Let’s put it differently: every one in four Americans dies from a heart condition. Statistics are even more depressing when you think that most heart illnesses can be prevented simply by living a healthier lifestyle.

I think by now we all know the main medical recommendations for reducing the risks of heart problems: avoid smoking and junk foods, exercise daily, reduce your alcohol intake and shed extra pounds if necessary.

However, there are also other factors that can influence your heart health in the long run – some even I had never imagined would matter. I mean, how can binge watching TV shows or surviving a natural disaster increase the risk of heart disease?

Today, experts explain 7 bizarre things that can actually impact your heart in a negative way. Let’s have a look:

 

Surviving a natural disaster

A study taken at the Tulane Medical Center showed that hospital admissions rose three-fold in the decade right after Hurricane Katrina compared with the two year period before the 2005 storm.
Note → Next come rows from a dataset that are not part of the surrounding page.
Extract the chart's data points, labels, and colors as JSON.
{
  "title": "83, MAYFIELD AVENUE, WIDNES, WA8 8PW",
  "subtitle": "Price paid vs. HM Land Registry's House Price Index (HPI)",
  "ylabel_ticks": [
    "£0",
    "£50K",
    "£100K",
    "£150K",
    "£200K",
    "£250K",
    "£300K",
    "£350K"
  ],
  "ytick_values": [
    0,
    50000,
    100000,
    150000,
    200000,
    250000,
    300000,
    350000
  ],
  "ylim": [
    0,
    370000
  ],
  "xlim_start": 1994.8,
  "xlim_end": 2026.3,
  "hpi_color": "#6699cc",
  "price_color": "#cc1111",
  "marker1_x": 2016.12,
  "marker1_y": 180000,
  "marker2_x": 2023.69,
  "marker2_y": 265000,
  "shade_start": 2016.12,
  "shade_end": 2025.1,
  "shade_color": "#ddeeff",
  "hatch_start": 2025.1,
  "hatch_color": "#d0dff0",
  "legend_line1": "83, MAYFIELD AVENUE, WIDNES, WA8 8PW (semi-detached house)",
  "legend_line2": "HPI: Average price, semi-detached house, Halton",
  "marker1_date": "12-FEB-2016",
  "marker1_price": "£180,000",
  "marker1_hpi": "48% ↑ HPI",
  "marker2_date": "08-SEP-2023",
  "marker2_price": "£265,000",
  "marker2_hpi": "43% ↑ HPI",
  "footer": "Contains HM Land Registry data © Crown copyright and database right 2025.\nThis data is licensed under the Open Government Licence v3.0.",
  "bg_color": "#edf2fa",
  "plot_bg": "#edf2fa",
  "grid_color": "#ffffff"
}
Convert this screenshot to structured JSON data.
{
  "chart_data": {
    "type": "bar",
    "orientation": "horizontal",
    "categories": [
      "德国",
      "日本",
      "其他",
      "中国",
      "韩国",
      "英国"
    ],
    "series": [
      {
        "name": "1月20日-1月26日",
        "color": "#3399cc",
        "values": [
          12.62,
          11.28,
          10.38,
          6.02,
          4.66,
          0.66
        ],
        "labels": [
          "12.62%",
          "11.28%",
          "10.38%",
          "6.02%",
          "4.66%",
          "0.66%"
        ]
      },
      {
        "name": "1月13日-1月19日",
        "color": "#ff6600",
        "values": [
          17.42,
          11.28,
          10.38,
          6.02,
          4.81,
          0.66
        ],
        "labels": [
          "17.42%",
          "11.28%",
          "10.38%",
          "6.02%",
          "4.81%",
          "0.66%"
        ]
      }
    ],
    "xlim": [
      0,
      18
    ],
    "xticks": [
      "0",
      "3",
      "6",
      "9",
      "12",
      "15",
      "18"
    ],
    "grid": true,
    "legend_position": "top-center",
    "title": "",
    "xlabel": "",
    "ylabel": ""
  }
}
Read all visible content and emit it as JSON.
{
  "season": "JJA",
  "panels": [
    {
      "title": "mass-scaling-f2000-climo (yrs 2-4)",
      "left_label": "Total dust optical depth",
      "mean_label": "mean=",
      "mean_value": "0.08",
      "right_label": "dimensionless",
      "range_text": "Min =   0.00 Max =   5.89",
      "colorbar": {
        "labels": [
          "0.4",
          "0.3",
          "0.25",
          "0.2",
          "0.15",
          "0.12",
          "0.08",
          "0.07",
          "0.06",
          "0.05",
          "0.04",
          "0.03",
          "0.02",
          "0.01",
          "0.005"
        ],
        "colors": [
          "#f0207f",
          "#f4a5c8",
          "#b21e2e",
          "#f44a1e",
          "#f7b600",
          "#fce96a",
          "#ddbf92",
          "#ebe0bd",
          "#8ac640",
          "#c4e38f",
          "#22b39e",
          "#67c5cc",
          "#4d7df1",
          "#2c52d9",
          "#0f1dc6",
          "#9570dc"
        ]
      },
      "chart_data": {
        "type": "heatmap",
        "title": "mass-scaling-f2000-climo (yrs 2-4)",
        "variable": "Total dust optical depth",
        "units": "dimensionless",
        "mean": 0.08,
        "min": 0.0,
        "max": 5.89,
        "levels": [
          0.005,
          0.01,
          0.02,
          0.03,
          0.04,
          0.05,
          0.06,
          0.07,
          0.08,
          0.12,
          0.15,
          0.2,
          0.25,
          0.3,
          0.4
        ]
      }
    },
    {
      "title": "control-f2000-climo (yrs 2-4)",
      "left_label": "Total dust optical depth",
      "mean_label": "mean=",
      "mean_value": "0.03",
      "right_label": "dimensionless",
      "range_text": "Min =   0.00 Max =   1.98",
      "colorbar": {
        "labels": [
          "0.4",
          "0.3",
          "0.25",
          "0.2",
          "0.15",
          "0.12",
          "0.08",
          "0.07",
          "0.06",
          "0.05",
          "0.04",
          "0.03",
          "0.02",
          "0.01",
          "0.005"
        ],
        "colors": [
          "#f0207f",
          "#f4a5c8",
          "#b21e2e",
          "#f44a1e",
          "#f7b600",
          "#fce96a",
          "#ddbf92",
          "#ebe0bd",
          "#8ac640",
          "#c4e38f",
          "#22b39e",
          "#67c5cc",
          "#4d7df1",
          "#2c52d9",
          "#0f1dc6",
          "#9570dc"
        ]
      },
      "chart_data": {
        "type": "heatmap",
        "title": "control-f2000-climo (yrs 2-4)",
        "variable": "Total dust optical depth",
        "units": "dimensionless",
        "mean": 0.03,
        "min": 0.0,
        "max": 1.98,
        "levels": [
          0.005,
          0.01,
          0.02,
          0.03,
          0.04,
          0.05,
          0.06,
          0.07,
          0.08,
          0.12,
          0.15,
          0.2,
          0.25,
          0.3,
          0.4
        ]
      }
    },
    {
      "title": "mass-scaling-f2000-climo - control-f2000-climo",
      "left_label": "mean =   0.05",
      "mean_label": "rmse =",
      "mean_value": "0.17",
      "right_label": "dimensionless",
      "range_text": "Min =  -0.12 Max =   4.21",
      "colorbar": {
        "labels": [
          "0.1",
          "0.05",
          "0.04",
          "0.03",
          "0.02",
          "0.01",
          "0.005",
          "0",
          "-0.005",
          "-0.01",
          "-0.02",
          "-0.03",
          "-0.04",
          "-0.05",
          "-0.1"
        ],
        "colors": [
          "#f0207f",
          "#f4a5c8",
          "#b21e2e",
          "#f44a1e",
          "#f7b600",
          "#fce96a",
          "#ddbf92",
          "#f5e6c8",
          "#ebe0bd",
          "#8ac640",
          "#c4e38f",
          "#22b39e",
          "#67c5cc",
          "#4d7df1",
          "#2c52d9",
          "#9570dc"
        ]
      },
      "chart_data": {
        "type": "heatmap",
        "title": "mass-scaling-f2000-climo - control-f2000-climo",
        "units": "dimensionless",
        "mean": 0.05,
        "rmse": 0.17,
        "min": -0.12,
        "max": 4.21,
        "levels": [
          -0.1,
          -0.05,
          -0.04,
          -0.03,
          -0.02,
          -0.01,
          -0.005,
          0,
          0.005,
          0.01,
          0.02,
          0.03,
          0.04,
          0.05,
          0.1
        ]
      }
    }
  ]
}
Another study published in the American College of Cardiology showed a sharp increase in strokes, heart attacks and sudden death in the weeks following the 2011 magnitude 9 earthquake in Japan.
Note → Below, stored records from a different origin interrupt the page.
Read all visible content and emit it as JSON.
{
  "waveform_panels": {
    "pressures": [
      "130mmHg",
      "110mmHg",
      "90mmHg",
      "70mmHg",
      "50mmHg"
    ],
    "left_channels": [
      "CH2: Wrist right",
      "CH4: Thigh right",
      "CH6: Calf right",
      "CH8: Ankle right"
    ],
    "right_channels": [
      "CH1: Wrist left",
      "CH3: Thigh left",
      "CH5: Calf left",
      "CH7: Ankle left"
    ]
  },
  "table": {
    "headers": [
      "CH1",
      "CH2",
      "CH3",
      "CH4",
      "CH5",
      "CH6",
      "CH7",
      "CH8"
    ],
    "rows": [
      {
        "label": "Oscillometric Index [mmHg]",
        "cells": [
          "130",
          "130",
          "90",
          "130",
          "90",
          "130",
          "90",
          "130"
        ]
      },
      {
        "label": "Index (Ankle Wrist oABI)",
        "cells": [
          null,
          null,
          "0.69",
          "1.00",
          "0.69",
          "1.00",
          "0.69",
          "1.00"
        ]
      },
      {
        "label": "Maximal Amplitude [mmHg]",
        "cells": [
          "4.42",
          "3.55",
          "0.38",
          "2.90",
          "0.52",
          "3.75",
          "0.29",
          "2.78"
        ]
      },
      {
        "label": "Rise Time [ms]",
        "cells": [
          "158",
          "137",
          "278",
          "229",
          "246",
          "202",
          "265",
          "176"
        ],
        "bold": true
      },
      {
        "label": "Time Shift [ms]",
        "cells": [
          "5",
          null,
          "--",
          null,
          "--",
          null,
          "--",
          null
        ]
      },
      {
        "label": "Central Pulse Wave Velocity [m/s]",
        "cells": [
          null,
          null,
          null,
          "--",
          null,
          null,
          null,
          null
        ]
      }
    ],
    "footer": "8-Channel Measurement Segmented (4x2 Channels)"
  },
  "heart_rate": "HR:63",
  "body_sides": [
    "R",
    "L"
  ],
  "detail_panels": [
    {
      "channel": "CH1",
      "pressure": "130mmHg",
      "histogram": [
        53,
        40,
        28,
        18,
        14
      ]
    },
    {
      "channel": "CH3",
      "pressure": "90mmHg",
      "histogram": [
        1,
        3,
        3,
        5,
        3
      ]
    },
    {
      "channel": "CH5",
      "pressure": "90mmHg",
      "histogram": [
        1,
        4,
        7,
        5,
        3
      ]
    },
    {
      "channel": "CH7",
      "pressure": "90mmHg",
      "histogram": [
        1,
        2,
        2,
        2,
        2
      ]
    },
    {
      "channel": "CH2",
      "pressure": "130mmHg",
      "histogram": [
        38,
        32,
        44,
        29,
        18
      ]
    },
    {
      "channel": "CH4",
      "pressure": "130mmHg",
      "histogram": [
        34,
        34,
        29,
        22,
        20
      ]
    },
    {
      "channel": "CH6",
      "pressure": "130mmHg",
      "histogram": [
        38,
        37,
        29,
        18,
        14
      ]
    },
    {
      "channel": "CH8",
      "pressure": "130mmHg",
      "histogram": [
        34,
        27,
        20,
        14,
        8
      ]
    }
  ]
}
William Frishman, MD, professor of medicine at the New York Medical College, says that the increase in heart illnesses is most likely due to the psychological stress caused by natural disasters. Whether we think about the loss of loved ones, financial problems or the overall aftermath caused by such events, a trauma of this kind can bring a higher risk for serious heart problems.

 

RELATED: Flu or Coronavirus? How To Boost Your Immunity For Both

 

Getting the flu

A 2018 study published in the New England Journal of Medicine found that patients diagnosed with influenza are six times more likely to suffer from a heart attack during the week right after infection than in the year before or after.
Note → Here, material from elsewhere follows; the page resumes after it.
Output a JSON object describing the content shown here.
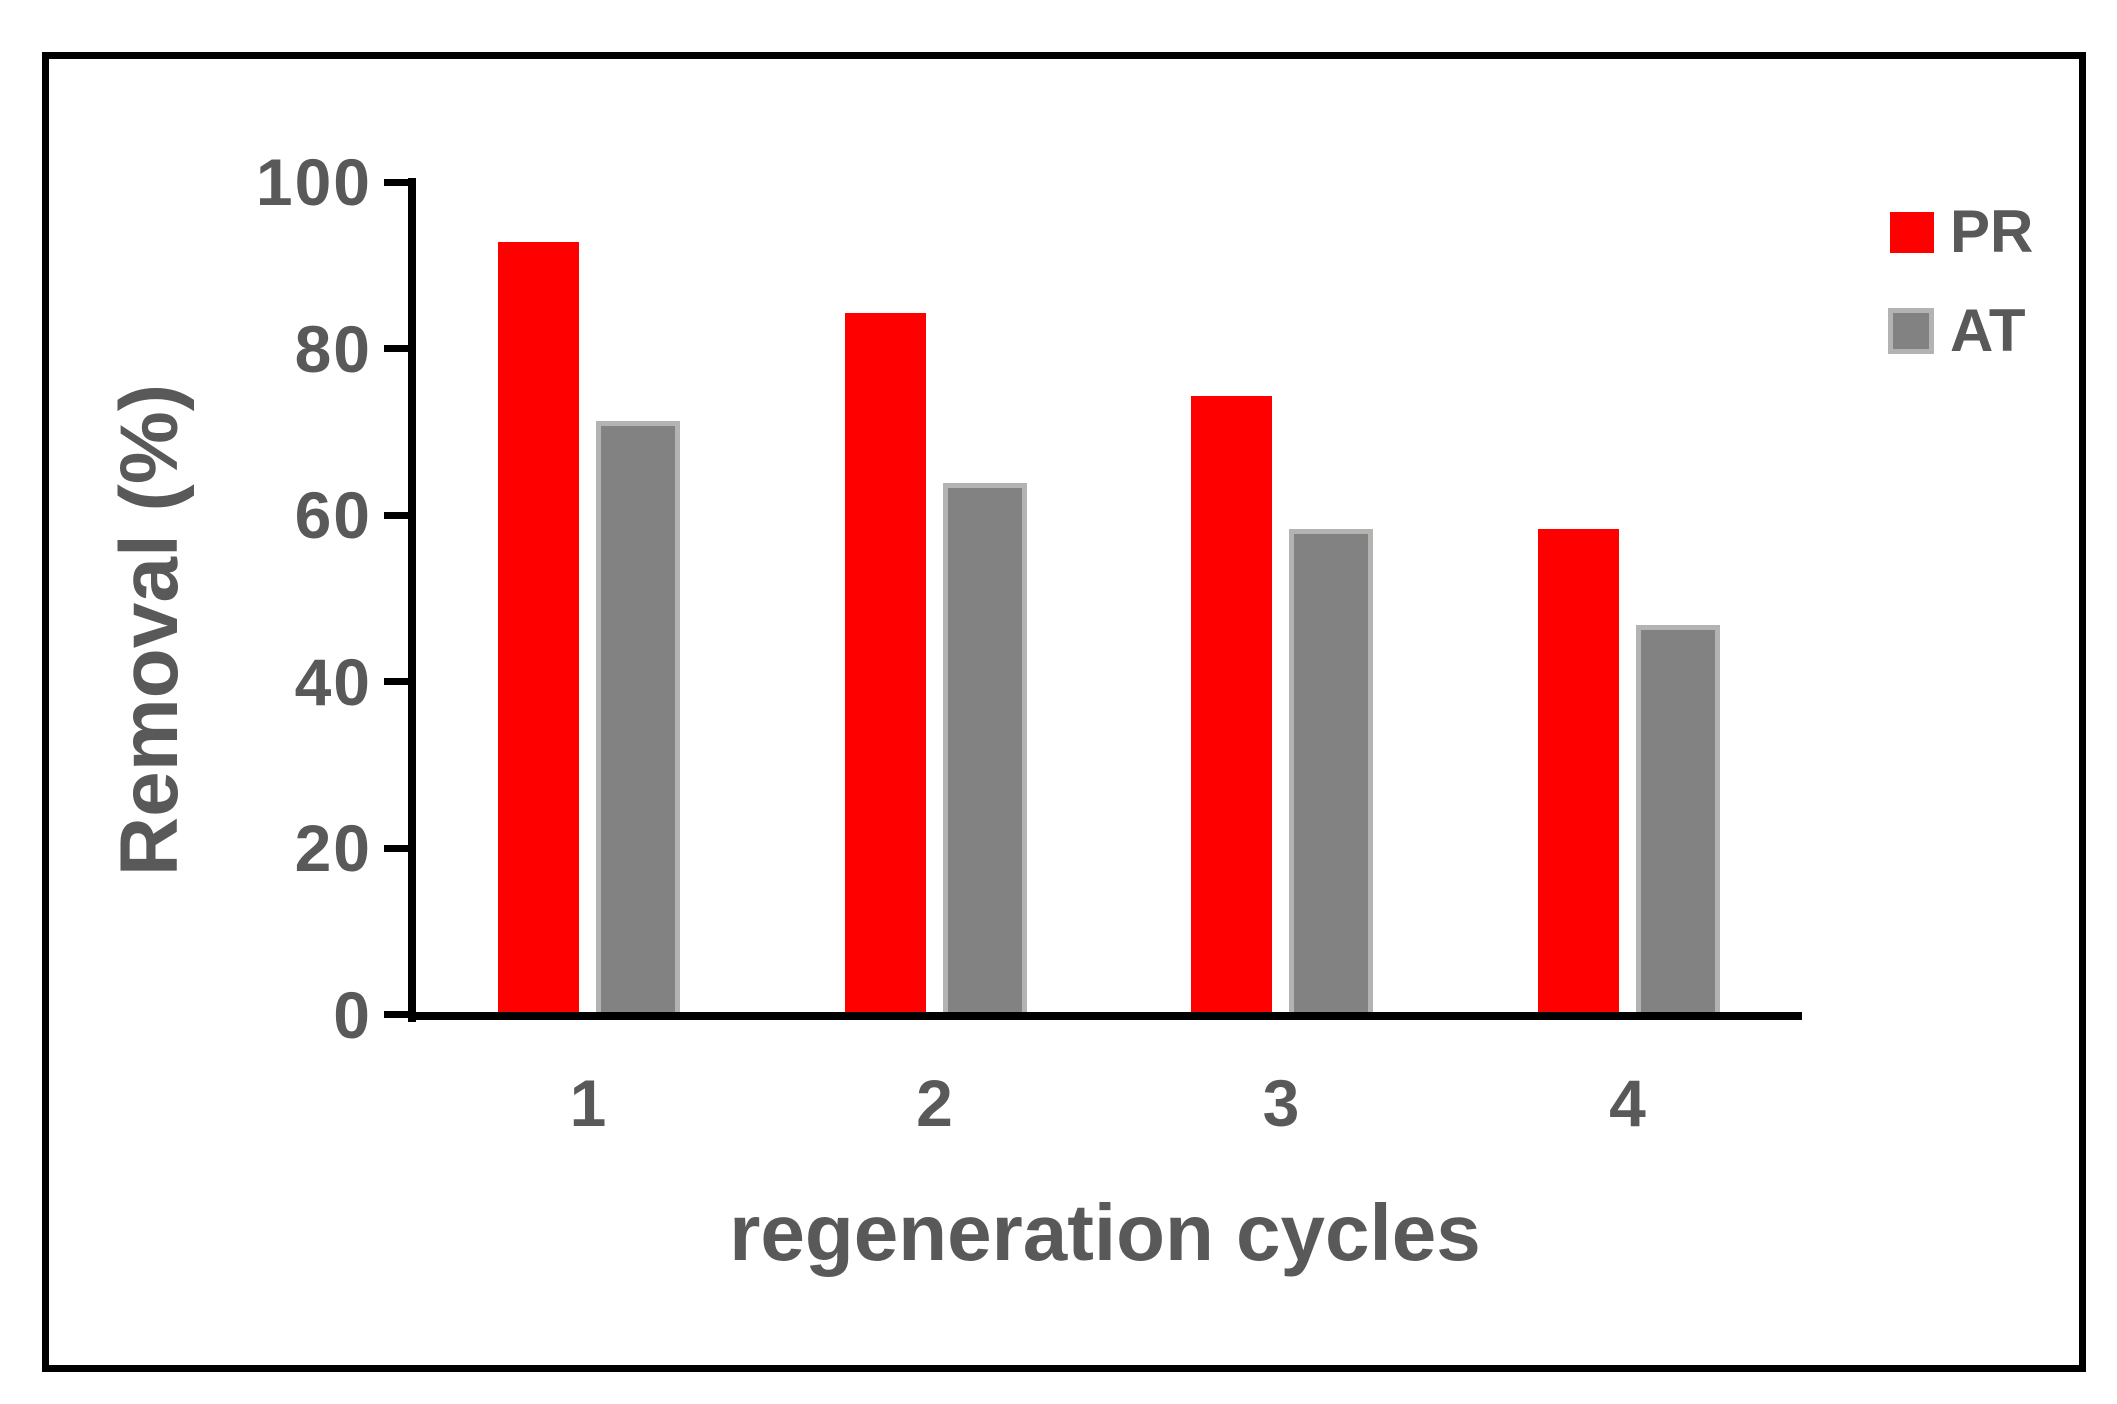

Alfred Casale, MD, chair of the Geisinger Heart Institute in Danville, explains that almost nothing revs up the immune system like the influenza virus. When you get the flu, every soldier that’s part of your immunity gets called on duty to fight off the threat 24/7; that’s also why you can barely get out of bed during those days.

Unfortunately, though, this process also causes blood vessel and heart inflammation. Now, depending on your medical history and current illnesses (if there are any), your heart health risks may be even higher.